Dooyeweerd souligne ce point et oppose ceux qui prétendent que le péché affecte l’ordre de la création elle-même. Ce n’est que le fonctionnement de la création. Ni dans les structures des aspects variés, ni dans la réalité, ni dans les structures qui déterminent la nature des créatures individuelles, les principes divins qui régissent l’action humaine ne sont altérés par la chute. Ainsi un corps tombe par terre suivant la loi de la gravitation comme il l’aurait fait avant la chute. Mais le péché prévaut, parce que l’homme utilise pour le mal ce que Dieu a donné pour son bien. Le péché n’a pas déréglé les lois de la logique, mais l’homme déchu les utilise en mettant sa pensée au service du mal. Le penseur également à son tour est souvent mû par des motifs apostats. Le péché n’a pas détruit la fonction de la foi, mais a déformé la foi dans son Créateur vers la créature. Le péché ne crée pas des forces colossales latentes dans l’atome, mais invite l’homme à lâcher ces forces pour un faux usage jusqu’à ce qu’il en perde le contrôle absolu et produise des effets infernaux. Ainsi, la chute qui a causé la mort spirituelle de l’homme exerce son influence sur la réalité temporelle seulement en tant que conséquence du mal radical du cœur de l’homme.
3. La rédemption←⤒🔗
La rédemption en Jésus-Christ dans la communion du Saint-Esprit redirige, réoriente le cœur de l’homme par la régénération et lui permet de partager dans la plénitude le renouveau de la création et d’entrer à nouveau en communion avec Dieu. L’homme dont le cœur est ainsi réorienté par la rédemption se trouve engagé dans une lutte quotidienne pour rendre la totalité de ses activités l’expression même de son amour envers Dieu et envers son prochain. C’est une lutte constante avec l’échec, car ce n’est qu’à la fin que Dieu sera tout en tous. Alors, toute blessure disparaîtra et les discordes prendront fin. Le péché conserve donc encore son foyer dans le cœur de l’homme même régénéré.

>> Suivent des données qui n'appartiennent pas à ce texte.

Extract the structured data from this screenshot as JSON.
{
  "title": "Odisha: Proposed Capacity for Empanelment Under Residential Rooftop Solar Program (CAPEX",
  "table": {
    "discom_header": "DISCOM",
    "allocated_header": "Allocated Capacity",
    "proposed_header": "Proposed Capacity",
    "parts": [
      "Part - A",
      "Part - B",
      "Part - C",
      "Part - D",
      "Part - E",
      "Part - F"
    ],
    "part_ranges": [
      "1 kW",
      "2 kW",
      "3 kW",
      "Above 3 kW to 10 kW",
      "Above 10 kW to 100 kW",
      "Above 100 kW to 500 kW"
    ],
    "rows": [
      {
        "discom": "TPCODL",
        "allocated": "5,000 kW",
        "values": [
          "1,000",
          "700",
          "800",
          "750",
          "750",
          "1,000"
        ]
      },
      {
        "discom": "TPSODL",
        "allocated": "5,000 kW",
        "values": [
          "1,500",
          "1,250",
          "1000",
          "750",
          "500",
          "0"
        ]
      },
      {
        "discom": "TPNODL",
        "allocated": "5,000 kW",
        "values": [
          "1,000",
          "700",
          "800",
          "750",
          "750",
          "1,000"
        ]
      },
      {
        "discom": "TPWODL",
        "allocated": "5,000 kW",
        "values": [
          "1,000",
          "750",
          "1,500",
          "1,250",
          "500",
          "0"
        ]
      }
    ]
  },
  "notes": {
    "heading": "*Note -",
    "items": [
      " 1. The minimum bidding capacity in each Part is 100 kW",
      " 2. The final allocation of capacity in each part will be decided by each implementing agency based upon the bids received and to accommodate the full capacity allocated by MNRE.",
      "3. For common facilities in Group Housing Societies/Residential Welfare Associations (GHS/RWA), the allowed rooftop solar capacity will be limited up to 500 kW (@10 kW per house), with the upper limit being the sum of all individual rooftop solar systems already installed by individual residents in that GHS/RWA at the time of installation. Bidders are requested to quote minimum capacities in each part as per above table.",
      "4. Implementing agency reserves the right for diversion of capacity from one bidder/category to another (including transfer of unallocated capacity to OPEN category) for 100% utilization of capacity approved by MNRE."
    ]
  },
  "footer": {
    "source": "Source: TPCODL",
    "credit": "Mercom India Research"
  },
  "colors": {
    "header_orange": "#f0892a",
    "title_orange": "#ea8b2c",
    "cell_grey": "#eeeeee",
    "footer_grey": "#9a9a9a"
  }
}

L’antithèse ne se trouve pas uniquement chez ceux qui ouvertement répudient Dieu, mais encore chez des chrétiens. Le croyant a autant besoin de pardon et de dépendance de la grâce que le non-chrétien. Même s’il lutte contre le mal et le péché, l’influence sera à peine perceptible, parfois moins que l’effet et l’influence négative que le péché exerce. Mais les conséquences du péché auront été encore plus graves si Dieu ne l’empêchait de se développer et de rendre la corruption absolue. Dieu fait lever son soleil sur les bons et les méchants.
En Christ, nous choisirons « l’archè » en refusant le point d’Archimède. En lui, nous participons au « religieux » qui transcende le temporel. Il est la racine et le tronc sur lequel nous avons été greffés par notre régénération et notre foi. À lui seul, il constitue le centre du cosmos et il est les arrhes du cosmos restauré. À ce titre, nous participons au centre régénéré dans notre existence individuelle. Malgré notre participation au péché, d’ores et déjà il y a une antithèse fondamentale principielle entre le croyant et le monde irrégénéré, entre les principes que défend le premier et ceux que pose le second.
On pourra objecter à ce motif qu’il est le résultat d’une recherche théologique, ou bien une conclusion théologique. Nous récuserons cette objection. La Parole de Dieu qui nous parle de ce motif le fait d’abord à notre cœur, directement, sans une médiation théologique. C’est une donnée biblique fondamentale et non une réflexion théologique. Si nous reconnaissons cette œuvre de la Parole touchant directement le cœur, nous accepterons le rôle propre de la théologie dans la description des trois facettes du motif biblique fondamental.